-2

I'm trying to make a small scripting language using c# currently doing a block parser im stuck at making regex for block. Blocks can have ∞ times of sub blocks

This is what i need to catch

{ 
    naber(); 
}
{
    int x = 5;
    x = 2;
    if (x == 5) {
        x = 5;
    }
}

I tried this but not working

\{[^{}]*|(\{[^\{\}]\})*\}

This is my first post please have mercy on me

slowcheet4h
  • 9
  • 1
  • 1
  • Why are you using a regex instead of writing an actual parser with something like [Sprache](https://github.com/sprache/Sprache)? – stuartd Jun 02 '20 at 21:53
  • 1
    Unfortunately programming languages (at least the types you're trying to make) aren't regular so you can't parse them with regular expressions. At one point or another you'll hit a wall and have to use or write a real parser. – Guy Incognito Jun 02 '20 at 21:53
  • You can't have one Regex expression for you block. If you were doing this in Linux I would recommend YACC (Yet Another Compiler Compiler) which uses LEX (similar to REGEX) for expressions. You expressions are 1) "int x = 5" 2) "x = 2" 3) x == 5 4) x = 5 5) If( ) A compiler you have to define your language and your expressions. You can't do both in one structure. – jdweng Jun 02 '20 at 21:56
  • #Guy Incognito : The expressions are regular. The OP is missing the language syntax. – jdweng Jun 02 '20 at 21:57
  • @jdweng "The expressions are regular."? Totally don't get your comment. The Guy's comment seem to be about "regular grammar" vs. "context free grammar" (to my understanding, like https://stackoverflow.com/a/1758162/477420.) Not really sure what your comment mean. – Alexei Levenkov Jun 02 '20 at 22:02
  • The OP want to build a COMPILER. Expressions are only a small part of a compiler. – jdweng Jun 02 '20 at 22:12
  • 2
    Well, if `{(?>[^{}]+|(?){|(?)})*}` solves the issue for your "language", then use it. If the `{` and `}` can appear in any other context than function/method body delimiters, you can't rely on the balanced construct and you will have to write a parser. – Wiktor Stribiżew Jun 02 '20 at 23:33

2 Answers2

2

Regex will not help you for this. If you are designing a scripting language, possibly to be executed, that has blocks and sub-blocks, you need context-free grammar as opposed to regular grammar which can be expressed through regular expressions.

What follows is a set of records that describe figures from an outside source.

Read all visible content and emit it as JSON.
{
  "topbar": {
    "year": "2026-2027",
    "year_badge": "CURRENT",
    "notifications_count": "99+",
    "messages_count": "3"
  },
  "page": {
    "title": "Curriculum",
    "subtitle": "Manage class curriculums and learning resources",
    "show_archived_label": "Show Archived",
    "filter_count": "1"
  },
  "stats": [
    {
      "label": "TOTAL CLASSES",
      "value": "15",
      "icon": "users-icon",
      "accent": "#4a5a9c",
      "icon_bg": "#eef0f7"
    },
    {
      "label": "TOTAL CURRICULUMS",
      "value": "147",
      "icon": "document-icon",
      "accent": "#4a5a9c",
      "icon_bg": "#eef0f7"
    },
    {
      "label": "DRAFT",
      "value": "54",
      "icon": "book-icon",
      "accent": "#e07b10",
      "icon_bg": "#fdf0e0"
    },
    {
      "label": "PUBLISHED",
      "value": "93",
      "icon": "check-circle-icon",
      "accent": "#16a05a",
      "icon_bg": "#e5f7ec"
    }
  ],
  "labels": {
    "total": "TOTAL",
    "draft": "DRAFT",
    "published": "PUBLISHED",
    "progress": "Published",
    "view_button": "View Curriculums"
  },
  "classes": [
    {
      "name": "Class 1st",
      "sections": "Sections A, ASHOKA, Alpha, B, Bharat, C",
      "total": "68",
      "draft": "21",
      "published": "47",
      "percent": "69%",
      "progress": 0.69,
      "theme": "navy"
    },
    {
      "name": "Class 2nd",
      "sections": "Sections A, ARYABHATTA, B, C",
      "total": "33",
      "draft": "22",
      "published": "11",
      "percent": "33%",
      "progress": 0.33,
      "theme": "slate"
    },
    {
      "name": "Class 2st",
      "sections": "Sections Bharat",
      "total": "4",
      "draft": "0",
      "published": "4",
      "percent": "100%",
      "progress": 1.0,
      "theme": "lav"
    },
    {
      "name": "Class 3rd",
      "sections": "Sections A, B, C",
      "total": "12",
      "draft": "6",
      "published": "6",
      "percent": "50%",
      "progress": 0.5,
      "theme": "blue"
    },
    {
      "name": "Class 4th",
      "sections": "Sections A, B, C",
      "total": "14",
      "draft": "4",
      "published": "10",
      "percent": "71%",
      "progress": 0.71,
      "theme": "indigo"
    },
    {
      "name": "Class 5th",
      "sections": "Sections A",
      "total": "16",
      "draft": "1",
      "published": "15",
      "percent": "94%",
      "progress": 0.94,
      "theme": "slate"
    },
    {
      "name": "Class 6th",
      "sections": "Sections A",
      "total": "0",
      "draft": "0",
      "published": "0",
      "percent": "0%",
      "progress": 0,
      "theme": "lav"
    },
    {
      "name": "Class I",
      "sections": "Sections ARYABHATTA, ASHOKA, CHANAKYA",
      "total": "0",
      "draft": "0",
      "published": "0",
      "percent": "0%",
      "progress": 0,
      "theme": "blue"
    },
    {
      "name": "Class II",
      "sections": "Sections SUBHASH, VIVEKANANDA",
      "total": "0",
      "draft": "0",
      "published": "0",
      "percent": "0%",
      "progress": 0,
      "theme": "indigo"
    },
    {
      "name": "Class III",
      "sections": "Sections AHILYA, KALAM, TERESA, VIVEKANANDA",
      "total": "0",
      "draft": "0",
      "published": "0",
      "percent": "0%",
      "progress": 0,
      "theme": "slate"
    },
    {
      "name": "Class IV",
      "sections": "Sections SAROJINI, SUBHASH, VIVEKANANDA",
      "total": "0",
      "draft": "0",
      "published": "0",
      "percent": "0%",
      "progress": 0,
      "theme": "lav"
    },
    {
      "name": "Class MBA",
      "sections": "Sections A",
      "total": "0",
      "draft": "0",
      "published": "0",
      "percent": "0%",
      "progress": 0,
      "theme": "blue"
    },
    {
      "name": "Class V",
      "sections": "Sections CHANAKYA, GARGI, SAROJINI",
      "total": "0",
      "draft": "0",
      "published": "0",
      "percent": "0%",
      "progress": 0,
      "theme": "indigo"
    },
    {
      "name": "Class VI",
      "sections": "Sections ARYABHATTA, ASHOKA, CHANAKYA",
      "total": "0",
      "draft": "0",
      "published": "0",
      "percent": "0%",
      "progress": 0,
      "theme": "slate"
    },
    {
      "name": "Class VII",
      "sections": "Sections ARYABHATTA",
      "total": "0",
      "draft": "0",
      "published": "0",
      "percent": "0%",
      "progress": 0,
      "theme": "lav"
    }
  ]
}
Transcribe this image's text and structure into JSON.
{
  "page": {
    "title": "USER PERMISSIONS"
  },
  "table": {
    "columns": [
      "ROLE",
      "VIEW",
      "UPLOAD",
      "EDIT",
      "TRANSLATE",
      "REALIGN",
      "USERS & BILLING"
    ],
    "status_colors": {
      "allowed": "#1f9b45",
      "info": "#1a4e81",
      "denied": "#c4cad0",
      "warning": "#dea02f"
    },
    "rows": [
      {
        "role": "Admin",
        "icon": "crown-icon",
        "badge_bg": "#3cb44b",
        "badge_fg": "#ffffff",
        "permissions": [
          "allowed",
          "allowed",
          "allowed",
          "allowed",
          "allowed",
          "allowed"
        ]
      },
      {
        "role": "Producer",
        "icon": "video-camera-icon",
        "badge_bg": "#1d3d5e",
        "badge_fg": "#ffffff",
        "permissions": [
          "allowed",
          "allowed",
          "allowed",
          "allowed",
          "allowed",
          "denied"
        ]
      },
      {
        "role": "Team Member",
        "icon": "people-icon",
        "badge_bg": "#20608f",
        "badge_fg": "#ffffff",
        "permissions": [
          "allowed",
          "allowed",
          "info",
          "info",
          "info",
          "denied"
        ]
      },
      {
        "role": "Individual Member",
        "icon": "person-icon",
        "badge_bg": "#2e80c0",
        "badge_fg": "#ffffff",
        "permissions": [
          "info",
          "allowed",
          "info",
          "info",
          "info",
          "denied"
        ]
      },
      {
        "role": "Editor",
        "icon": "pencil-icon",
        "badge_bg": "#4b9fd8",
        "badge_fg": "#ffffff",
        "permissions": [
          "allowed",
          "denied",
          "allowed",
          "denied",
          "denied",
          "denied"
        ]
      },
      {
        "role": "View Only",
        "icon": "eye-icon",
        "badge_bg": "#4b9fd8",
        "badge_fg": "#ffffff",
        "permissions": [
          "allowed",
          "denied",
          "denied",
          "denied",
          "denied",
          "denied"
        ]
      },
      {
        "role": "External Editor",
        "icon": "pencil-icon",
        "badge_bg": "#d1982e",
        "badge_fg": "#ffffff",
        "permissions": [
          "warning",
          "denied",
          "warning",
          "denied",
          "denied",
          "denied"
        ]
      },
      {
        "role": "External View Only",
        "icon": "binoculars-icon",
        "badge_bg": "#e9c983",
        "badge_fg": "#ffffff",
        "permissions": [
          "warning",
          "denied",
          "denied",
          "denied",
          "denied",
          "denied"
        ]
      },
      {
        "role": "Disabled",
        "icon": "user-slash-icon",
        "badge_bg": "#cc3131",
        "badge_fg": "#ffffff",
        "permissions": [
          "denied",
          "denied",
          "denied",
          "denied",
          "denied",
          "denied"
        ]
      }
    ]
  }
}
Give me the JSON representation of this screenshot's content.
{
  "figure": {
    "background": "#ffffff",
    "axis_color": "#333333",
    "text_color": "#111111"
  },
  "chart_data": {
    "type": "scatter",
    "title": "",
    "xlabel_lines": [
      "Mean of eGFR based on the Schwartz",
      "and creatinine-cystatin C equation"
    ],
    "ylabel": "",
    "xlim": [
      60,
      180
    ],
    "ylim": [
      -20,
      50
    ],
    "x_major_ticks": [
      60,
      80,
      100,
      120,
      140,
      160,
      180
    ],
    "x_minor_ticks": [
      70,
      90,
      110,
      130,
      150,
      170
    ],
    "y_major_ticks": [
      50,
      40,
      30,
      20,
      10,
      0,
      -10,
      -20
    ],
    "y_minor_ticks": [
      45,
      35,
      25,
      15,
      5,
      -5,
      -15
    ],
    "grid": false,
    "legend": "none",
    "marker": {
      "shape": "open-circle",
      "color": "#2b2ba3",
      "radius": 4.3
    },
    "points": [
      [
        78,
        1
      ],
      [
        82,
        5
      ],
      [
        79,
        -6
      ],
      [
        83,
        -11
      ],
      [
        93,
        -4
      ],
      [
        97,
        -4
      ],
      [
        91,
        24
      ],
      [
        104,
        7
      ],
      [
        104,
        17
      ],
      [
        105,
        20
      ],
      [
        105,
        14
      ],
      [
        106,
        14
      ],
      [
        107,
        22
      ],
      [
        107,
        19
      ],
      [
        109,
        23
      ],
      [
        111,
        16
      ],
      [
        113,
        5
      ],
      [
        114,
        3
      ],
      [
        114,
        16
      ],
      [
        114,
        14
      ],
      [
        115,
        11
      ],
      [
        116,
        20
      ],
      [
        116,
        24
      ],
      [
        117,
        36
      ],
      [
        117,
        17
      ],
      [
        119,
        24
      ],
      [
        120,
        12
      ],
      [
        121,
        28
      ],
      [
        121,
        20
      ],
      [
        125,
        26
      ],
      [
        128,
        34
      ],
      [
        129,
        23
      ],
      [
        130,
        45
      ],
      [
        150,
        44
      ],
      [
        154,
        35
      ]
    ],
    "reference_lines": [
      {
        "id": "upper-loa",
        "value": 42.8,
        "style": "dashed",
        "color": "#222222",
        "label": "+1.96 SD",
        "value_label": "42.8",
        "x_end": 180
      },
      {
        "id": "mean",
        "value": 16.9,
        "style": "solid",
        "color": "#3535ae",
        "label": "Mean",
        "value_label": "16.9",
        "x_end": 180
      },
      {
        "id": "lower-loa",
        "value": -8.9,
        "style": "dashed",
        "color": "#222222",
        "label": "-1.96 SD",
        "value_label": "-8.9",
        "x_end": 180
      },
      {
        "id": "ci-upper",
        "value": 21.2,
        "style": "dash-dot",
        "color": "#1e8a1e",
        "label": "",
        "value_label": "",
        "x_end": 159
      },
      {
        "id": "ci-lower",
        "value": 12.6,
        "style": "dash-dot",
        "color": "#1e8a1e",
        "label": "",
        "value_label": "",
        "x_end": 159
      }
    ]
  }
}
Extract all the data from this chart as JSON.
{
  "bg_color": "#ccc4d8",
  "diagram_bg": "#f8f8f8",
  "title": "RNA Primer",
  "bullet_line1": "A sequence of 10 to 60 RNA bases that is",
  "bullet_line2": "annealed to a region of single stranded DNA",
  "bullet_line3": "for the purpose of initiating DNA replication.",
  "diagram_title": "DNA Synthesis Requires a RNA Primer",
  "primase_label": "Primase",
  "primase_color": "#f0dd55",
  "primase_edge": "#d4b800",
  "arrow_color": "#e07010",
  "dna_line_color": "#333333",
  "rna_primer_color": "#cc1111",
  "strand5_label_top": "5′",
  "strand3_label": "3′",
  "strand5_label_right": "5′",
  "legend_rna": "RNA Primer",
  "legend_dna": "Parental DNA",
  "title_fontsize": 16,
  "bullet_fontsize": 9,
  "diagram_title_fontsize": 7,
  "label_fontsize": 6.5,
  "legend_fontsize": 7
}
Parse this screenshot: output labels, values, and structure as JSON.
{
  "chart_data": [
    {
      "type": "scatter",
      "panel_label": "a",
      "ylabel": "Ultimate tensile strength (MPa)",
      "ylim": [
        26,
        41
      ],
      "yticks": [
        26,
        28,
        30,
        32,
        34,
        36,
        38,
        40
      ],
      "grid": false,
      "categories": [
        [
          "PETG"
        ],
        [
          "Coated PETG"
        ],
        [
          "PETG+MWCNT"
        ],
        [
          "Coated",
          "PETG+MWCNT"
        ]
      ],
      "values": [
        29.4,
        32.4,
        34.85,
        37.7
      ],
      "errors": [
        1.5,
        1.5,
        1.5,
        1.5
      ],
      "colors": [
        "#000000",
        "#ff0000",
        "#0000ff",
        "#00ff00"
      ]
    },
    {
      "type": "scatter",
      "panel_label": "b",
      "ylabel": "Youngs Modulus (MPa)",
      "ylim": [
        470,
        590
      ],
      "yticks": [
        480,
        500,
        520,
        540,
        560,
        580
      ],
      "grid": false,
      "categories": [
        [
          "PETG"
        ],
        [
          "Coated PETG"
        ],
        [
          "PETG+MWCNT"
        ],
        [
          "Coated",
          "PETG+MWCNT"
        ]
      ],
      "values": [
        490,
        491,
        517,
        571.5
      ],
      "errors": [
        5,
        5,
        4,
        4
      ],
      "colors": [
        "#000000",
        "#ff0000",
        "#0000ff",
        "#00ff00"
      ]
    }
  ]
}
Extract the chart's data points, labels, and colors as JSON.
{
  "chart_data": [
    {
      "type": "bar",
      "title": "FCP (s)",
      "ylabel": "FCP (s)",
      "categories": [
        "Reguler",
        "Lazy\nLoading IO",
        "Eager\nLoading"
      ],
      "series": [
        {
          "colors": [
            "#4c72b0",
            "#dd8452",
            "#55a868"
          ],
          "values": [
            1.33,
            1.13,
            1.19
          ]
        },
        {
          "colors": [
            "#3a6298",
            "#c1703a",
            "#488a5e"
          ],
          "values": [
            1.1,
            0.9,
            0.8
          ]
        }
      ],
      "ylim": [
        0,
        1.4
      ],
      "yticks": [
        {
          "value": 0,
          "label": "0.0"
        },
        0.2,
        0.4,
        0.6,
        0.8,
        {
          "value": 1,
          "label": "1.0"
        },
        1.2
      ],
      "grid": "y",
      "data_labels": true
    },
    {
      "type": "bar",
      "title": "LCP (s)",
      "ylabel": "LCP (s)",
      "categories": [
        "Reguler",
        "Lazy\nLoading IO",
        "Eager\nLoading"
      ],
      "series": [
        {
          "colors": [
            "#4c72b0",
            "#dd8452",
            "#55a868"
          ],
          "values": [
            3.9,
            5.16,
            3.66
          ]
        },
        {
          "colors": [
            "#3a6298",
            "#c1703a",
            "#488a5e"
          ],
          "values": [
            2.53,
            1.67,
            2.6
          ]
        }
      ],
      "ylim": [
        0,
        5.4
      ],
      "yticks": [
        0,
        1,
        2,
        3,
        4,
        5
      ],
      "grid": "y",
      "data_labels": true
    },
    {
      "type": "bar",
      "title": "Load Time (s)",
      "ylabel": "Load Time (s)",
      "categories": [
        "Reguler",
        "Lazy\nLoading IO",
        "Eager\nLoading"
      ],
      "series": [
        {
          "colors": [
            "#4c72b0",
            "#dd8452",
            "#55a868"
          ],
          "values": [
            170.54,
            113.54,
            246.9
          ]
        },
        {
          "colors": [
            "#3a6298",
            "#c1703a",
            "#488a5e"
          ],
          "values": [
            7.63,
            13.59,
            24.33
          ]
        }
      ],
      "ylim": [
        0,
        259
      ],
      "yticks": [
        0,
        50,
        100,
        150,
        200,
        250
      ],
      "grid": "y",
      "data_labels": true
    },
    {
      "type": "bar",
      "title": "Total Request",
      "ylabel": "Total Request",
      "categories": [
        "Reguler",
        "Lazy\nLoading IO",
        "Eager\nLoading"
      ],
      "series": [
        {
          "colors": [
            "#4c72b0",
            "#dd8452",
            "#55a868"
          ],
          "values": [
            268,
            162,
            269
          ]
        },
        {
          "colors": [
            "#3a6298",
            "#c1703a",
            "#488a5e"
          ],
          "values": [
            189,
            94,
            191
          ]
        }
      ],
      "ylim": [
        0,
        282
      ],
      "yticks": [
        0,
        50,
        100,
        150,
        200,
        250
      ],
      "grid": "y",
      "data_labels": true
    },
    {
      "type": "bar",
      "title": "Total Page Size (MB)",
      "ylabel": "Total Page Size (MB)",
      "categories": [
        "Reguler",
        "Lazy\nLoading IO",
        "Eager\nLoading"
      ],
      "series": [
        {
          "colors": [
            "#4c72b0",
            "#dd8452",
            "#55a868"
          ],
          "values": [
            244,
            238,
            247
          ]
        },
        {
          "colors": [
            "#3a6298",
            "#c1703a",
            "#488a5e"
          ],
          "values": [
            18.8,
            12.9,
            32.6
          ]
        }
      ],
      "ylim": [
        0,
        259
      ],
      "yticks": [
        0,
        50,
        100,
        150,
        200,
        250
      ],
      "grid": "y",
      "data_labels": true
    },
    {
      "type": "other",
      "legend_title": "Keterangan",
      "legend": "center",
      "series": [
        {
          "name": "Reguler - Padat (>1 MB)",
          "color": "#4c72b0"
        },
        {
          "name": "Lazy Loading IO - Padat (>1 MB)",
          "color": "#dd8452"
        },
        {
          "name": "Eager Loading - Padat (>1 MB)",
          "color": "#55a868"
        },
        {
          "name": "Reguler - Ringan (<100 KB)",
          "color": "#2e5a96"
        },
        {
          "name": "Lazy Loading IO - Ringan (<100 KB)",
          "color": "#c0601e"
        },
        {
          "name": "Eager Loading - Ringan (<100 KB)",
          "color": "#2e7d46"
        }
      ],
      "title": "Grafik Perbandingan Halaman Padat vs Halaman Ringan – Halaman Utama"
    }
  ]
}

To interpret a context-free language you need the following steps (simplified):

  1. Convert the code string to a list of tokens/symbols. This process is done by a component usually called Lexer.
  2. Convert the tokens into a structured tree (AST - Abstract Syntax Tree) based on grammar rules (things like operator precedence, nested code blocks, etc). This is done by a component usually called Parser.
  3. From here several options arise, either you translate the AST into native code, or intermediate code (like bytecode) or transpile it into another language; Or you can run it directly in memory, the most simple approach and probably what you want/need.

These should already be plenty of concepts to search for, but all of this can be achieved easily with tools like ANTLR. There might be alternatives to ANTLR obviously, I just don’t recall any just now.

rph
  • 1,339
  • 2
  • 8
  • 19
-1

I agree with those saying that regex isn't what you should use parsing code. With that said, it is possible on some reg engines to match characters and get code in a block.

This might work for you {((?>[^{}]+|(?R))*)}. If the regex engine supports recursive pattern then it is possible to do some work parsing code.

More here about it Match balanced curly braces

Per Ghosh
  • 322
  • 3
  • 7